Pandas is a data analysis and manipulation library in Python that allows the user to read and work with different types of data. In order to store and manipulate data, Pandas uses DataFrames. DataFrames in pandas are two-dimensional mutable tabular structures, containing rows and columns much like a spreadsheet. In this article, we will be focusing on replacing multiple values in a DataFrame with Pandas along with some examples.
Also Read: How to Check if Pandas DataFrame is Empty (3 Ways)
Methods to Replace Multiple Values in a DataFrame
There are numerous ways in which we can replace multiple values in a DataFrame. In this section, we’ll look at three distinct methods of achieving this. Before we start working with DataFrames, we must make sure that Pandas is installed in our system. If not, we can easily install it in our system through the below command.
pip install pandas
Three different methods we’ll be looking at are as follows:
- Using replace() with dictionaries
- Using loc[] for conditional replacement of values
- Using regex
Now let’s understand these methods with examples.
Using replace() with dictionaries
The simplest way to replace data in a DataFrame is using the replace() method. Let us first understand its syntax.
Syntax:
DataFrame.replace(to_replace=None, value=_NoDefault.no_default, *, inplace=False, limit=None, regex=False)
- to_replace: A required argument specifying the value that you want to replace. It must already be present in the DataFrame.
- value: The alternate value that you want the original value to be replaced with. This is also a required argument
- inplace: An optional argument that specifies if DataFrame is modified in place.
- limit: Sets the maximum number the values that can be replaced in the DataFrame.
- regex: Specifies if the value is a regular expression or not.

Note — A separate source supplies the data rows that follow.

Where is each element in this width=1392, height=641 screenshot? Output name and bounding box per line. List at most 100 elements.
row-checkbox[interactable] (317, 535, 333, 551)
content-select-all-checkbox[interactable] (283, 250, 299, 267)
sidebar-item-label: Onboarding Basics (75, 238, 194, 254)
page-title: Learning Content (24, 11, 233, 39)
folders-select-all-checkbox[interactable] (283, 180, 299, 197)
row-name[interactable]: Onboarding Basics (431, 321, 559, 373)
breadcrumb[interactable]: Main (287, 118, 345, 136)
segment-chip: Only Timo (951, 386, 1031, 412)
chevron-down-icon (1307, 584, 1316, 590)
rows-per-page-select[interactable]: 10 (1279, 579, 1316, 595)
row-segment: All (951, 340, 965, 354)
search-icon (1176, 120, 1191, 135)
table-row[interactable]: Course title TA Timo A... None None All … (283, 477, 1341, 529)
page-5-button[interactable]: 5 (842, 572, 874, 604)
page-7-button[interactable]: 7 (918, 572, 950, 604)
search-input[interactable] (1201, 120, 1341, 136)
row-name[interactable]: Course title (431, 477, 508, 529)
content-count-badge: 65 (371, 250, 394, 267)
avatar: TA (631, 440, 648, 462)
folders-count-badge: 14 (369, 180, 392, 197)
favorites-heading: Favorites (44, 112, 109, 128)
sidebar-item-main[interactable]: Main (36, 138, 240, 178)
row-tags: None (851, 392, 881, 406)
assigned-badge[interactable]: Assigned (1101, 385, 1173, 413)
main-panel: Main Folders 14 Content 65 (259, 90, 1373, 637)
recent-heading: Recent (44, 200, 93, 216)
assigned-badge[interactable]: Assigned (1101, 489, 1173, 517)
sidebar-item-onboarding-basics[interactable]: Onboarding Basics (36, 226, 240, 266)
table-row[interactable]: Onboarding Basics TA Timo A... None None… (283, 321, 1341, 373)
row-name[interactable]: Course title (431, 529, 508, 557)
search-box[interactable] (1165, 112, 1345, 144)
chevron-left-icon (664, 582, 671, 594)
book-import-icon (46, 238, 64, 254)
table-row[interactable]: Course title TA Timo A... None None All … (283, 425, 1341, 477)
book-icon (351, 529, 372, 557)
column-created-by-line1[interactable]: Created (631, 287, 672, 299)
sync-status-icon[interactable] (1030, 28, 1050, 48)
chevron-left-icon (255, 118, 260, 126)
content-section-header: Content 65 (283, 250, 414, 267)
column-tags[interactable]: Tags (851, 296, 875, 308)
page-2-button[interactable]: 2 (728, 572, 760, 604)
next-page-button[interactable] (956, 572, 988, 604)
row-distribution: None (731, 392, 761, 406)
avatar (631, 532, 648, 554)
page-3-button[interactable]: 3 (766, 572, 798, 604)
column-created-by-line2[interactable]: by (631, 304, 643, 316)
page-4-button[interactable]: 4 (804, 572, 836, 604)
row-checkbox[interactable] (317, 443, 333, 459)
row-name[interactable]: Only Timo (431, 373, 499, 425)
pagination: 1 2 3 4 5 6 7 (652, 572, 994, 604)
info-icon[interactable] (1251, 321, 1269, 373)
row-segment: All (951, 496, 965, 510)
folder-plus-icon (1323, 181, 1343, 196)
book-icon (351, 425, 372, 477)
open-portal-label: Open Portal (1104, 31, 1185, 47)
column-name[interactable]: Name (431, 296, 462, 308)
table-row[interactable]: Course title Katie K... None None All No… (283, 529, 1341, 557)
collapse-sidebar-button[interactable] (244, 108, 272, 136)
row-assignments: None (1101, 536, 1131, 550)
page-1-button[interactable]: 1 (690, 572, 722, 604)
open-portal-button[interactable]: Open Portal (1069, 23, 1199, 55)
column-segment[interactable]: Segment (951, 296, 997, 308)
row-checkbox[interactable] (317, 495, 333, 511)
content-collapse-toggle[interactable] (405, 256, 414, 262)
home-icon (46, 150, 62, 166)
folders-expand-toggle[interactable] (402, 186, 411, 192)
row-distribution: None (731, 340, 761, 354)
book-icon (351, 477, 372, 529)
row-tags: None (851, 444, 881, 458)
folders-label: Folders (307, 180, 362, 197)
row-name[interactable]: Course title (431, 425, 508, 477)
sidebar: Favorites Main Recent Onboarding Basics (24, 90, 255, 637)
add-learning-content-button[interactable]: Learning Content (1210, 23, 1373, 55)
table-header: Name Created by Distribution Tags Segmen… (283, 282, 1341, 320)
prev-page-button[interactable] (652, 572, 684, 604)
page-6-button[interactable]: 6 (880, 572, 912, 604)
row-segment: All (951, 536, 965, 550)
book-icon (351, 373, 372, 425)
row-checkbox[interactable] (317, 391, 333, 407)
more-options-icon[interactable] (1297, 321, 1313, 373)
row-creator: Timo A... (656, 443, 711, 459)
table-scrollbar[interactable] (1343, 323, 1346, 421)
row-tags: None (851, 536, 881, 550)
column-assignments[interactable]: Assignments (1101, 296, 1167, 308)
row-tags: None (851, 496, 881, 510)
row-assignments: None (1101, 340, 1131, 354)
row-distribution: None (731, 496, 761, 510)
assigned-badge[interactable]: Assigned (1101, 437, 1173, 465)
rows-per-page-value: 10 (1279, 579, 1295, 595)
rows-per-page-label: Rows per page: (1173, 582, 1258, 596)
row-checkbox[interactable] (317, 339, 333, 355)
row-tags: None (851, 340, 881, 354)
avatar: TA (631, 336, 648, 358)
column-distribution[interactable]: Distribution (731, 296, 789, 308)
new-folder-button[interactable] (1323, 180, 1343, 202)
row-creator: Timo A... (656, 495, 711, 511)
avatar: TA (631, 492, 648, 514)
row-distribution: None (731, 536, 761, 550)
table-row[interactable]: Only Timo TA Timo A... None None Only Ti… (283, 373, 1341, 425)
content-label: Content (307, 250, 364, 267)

Now let’s use replace() in an example.
Example:
In order to replace values, we must first create a DataFrame.
import pandas as pd
sample = pd.DataFrame([
['Rashmi', 'OS', 45],
['Subbu', 'IT', 32],
['Jaya', 'ML', 43],
['Manu', 'AI', 50]],
columns = ['Name', 'Deparment', 'age'],
)
print(sample)
Our DataFrame is stored in sample and contains 3 columns which are assigned column names using the columns list.
Output:
This is our original, unmodified DataFrame. Now to modify its values we will use replace().
import pandas as pd
sample = pd.DataFrame([
['Rashmi', 'OS', 45],
['Subbu', 'IT', 32],
['Jaya', 'ML', 43],
['Manu', 'AI', 50]],
columns = ['Name', 'Deparment', 'age'],
)
updated_sample = sample.replace({'age': {45:40, 43:37},
'Name': {'Rashmi':'Megha', 'Jaya':'Jyoti'}})
print(updated_sample)
Here, we will update values by passing in dictionaries to the replace() method. We will store the modified DataFrame in updated_sample. We get the modified DataFrame by printing updated_sample.
Output:
Using loc[] for conditional replacement of values
If we want to replace values of a DataFrame based on certain conditions then we can use the loc[] attribute. It takes in the names of rows and columns respectively as indices and returns values from the DataFrame. We can set certain constraints or conditions while passing the rows and columns into loc.
Example:
import pandas as pd
sample = pd.DataFrame([
['Rashmi', 'OS', 45],
['Subbu', 'IT', 32],
['Jaya', 'ML', 43],
['Manu', 'AI', 50]],
columns = ['Name', 'Deparment', 'age'],
)
sample.loc[(sample.age < 45), 'age'] = 'N/A'
print(sample)
Here, we use the loc attribute on our DataFrame sample. We set a condition on the rows that the age must be less than 45 on the selected column, the column selected in this case is age. Once we have selected the values using loc, we assign a new value ‘N/A’ for all ages less than 45 in the age column.
Output:
Using Regex
Regex (Regular Expressions) is commonly used to define a search pattern using a specific sequence of characters. We can use a regex pattern to search for a particular data and modify it in the DataFrame.
Example:
import pandas as pd
sample = pd.DataFrame([
['Rashmi', 'OS', 45],
['Subbu', 'IT', 32],
['Jaya', 'ML', 43],
['Manu', 'AI', 50]],
columns=['Name', 'Department', 'Age']
)
# Replace all 'a's in the 'Name' column with '#'
sample['Name'] = sample['Name'].str.replace('[a-j]', '#', regex=True)
print(sample)
Here we use the regex [a-j] to indicate all characters between a to j including a but not j (only characters till i) should be replaced. The character they are replaced with is #. The parameter regex is set to True as we are using regular expressions.
Output:
Conclusion
Modifying a DataFrame is an essential skill to know when it comes to working with DataFrames in Pandas. In this article, we’ve explored three unique ways in which we can replace certain row and column values in a DataFrame using – the replace() function with dictionaries, using the loc attribute and using regex patterns for searching substrings. Understanding these methods will make data manipulation simpler and more efficient.